With Night of the Seagulls, Amando de Ossorio closes the chapter on his eerie Tomb of the Blind Dead series—four films that occupy a strange, fog-drenched intersection between folk horror, Gothic surrealism, and undead mythology. While not the strongest entry in the franchise, this final installment remains a worthwhile watch for fans of Ossorio’s unique atmospheric touch and the continuing saga of his most iconic creations: the Blind Dead.

The plot once again centres around the cursed Templar Knights—now firmly transformed into deathless, eyeless revenants who rise nightly to fulfill blood rituals in the service of a mysterious sea-bound deity. This time, the setting shifts to a remote seaside village, where a young doctor and his wife arrive only to be swept into a grim local tradition: seven nights of ritual human sacrifice to appease the Templars and their dark god.

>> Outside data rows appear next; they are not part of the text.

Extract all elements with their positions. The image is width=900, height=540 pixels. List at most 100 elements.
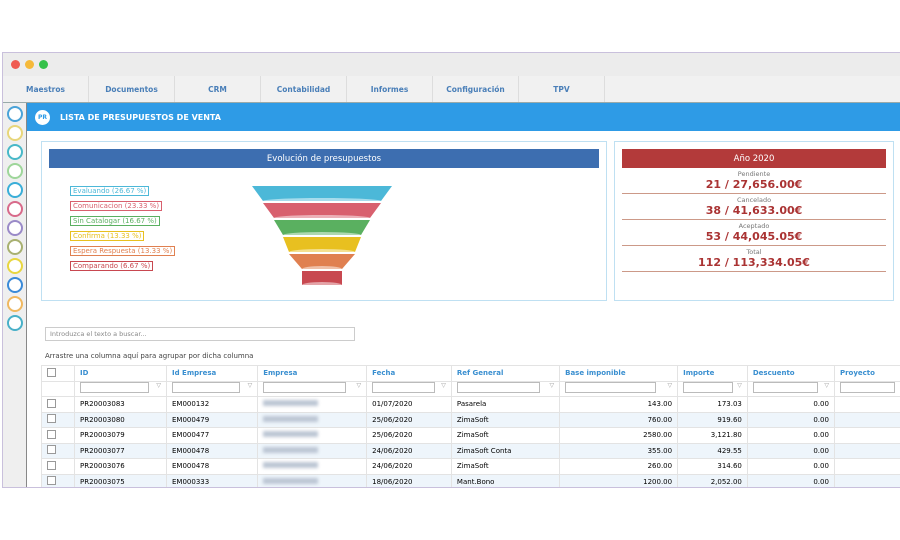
module-icon[interactable] — [6, 201, 23, 217]
legend-item: Comparando (6.67 %) — [70, 261, 154, 271]
legend-item: Evaluando (26.67 %) — [70, 186, 150, 196]
select-all-checkbox[interactable] — [47, 367, 56, 377]
table-cell: 260.00 — [559, 458, 679, 475]
table-cell: 760.00 — [559, 411, 679, 428]
menu-item[interactable]: Informes — [347, 76, 433, 102]
module-icon[interactable] — [6, 296, 23, 312]
search-input[interactable]: Introduzca el texto a buscar... — [45, 327, 355, 341]
column-filter-input[interactable] — [839, 382, 896, 394]
column-filter-input[interactable] — [683, 382, 734, 394]
table-cell: 429.55 — [677, 442, 748, 459]
redacted-company — [263, 446, 319, 453]
minimize-button[interactable] — [25, 60, 34, 69]
column-header[interactable]: Ref General — [450, 365, 561, 382]
table-cell: 2,052.00 — [677, 473, 748, 487]
table-cell: PR20003075 — [74, 473, 167, 487]
row-checkbox[interactable] — [47, 414, 56, 424]
menu-item[interactable]: CRM — [175, 76, 261, 102]
table-cell — [833, 396, 900, 413]
module-icon[interactable] — [6, 125, 23, 141]
column-header[interactable]: Descuento — [746, 365, 835, 382]
menu-item[interactable]: TPV — [519, 76, 605, 102]
row-checkbox[interactable] — [47, 460, 56, 470]
module-icon[interactable] — [6, 239, 23, 255]
module-icon[interactable] — [6, 163, 23, 179]
maximize-button[interactable] — [39, 60, 48, 69]
module-icon[interactable] — [6, 144, 23, 160]
table-cell: 01/07/2020 — [366, 396, 452, 413]
column-header[interactable]: Id Empresa — [165, 365, 259, 382]
table-cell: 173.03 — [677, 396, 748, 413]
funnel-panel: Evolución de presupuestos Evaluando (26.… — [41, 141, 607, 301]
redacted-company — [263, 400, 319, 407]
kpi-item: Pendiente 21 / 27,656.00€ — [622, 168, 886, 194]
column-header[interactable]: Importe — [677, 365, 748, 382]
table-cell: 0.00 — [746, 458, 835, 475]
menu-item[interactable]: Configuración — [433, 76, 519, 102]
column-header[interactable]: Fecha — [366, 365, 452, 382]
close-button[interactable] — [11, 60, 20, 69]
column-filter-input[interactable] — [172, 382, 241, 394]
table-cell — [833, 458, 900, 475]
filter-icon[interactable]: ▽ — [667, 382, 672, 389]
column-filter-input[interactable] — [456, 382, 540, 394]
module-icon[interactable] — [6, 106, 23, 122]
redacted-company — [263, 431, 319, 438]
column-filter-input[interactable] — [263, 382, 347, 394]
table-row[interactable]: PR20003075 EM000333 18/06/2020 Mant.Bono 120… — [40, 473, 900, 487]
menu-item[interactable]: Maestros — [3, 76, 89, 102]
table-row[interactable]: PR20003080 EM000479 25/06/2020 ZimaSoft 760.… — [40, 411, 900, 428]
table-cell — [833, 473, 900, 487]
table-cell — [833, 427, 900, 444]
module-icon[interactable] — [6, 315, 23, 331]
table-row[interactable]: PR20003083 EM000132 01/07/2020 Pasarela 143.… — [40, 396, 900, 413]
column-filter-input[interactable] — [565, 382, 657, 394]
table-cell — [833, 411, 900, 428]
filter-icon[interactable]: ▽ — [737, 382, 742, 389]
table-row[interactable]: PR20003077 EM000478 24/06/2020 ZimaSoft Con… — [40, 442, 900, 459]
row-checkbox[interactable] — [47, 398, 56, 408]
table-cell — [257, 458, 368, 475]
row-checkbox[interactable] — [47, 445, 56, 455]
column-filter-input[interactable] — [80, 382, 149, 394]
row-checkbox[interactable] — [47, 429, 56, 439]
filter-icon[interactable]: ▽ — [357, 382, 362, 389]
column-header[interactable]: Base imponible — [559, 365, 679, 382]
row-checkbox[interactable] — [47, 476, 56, 486]
module-icon[interactable] — [6, 277, 23, 293]
column-header[interactable]: ID — [74, 365, 167, 382]
filter-icon[interactable]: ▽ — [549, 382, 554, 389]
legend-item: Comunicacion (23.33 %) — [70, 201, 163, 211]
kpi-panel: Año 2020 Pendiente 21 / 27,656.00€ Cancela… — [614, 141, 894, 301]
column-header[interactable]: Proyecto — [833, 365, 900, 382]
table-cell: 24/06/2020 — [366, 458, 452, 475]
module-badge: PR — [35, 109, 50, 125]
table-cell: EM000478 — [165, 442, 259, 459]
table-cell — [833, 442, 900, 459]
menu-item[interactable]: Contabilidad — [261, 76, 347, 102]
table-row[interactable]: PR20003076 EM000478 24/06/2020 ZimaSoft 260.… — [40, 458, 900, 475]
column-filter-input[interactable] — [372, 382, 435, 394]
table-row[interactable]: PR20003079 EM000477 25/06/2020 ZimaSoft 2580… — [40, 427, 900, 444]
table-cell: ZimaSoft — [450, 411, 561, 428]
table-cell: Mant.Bono — [450, 473, 561, 487]
kpi-label: Total — [746, 248, 762, 256]
menu-item[interactable]: Documentos — [89, 76, 175, 102]
module-icon[interactable] — [6, 220, 23, 236]
table-cell: EM000333 — [165, 473, 259, 487]
module-icon[interactable] — [6, 258, 23, 274]
table-cell: PR20003079 — [74, 427, 167, 444]
column-header[interactable]: Empresa — [257, 365, 368, 382]
header-row: ID Id Empresa Empresa Fecha Ref General Base … — [40, 365, 900, 382]
filter-icon[interactable]: ▽ — [156, 382, 161, 389]
column-filter-input[interactable] — [752, 382, 818, 394]
filter-icon[interactable]: ▽ — [248, 382, 253, 389]
table-cell: 0.00 — [746, 473, 835, 487]
table-cell: 0.00 — [746, 427, 835, 444]
table-cell — [257, 427, 368, 444]
table-cell: ZimaSoft — [450, 458, 561, 475]
filter-icon[interactable]: ▽ — [824, 382, 829, 389]
table-cell: 355.00 — [559, 442, 679, 459]
filter-icon[interactable]: ▽ — [441, 382, 446, 389]
module-icon[interactable] — [6, 182, 23, 198]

Stylistically, Ossorio leans fully into mood and menace. The windswept cliffs, mournful seagulls, and dilapidated coastal dwellings ooze decay. The Blind Dead themselves, with their skeletal forms and snail-paced advance, remain chilling in concept if not always in execution. They don’t just stalk—they haunt. And yet, despite the atmosphere, the film suffers from a slow pace and underdeveloped characters. The townspeople are largely silent archetypes, and the protagonists feel more like bystanders than participants in the horror.

Compared to the raw occultism of Tombs of the Blind Dead (1972) or the surreal train setting of Horror of the Zombies (1974), Night of the Seagulls is more subdued. The violence is ritualistic, not frantic; the horror more mythic than visceral. Ossorio seems less interested in terror and more in cementing the lore behind the Templars—giving them a vaguely Lovecraftian spin with the sea god and sacrificial rites.

As a finale, it doesn’t go out with a bang—but it doesn’t betray the spirit of the series either. Ossorio’s vision remains intact: sombre, strange, and stubbornly slow-burning. For devotees of Euro-horror and Spanish cult cinema, Night of the Seagulls is a worthy, if flawed, farewell to one of horror’s most original undead legacies.

The Prognosis: 

A moody, atmospheric end to the Blind Dead saga, best appreciated by those already invested in Ossorio’s unique brand of occult horror.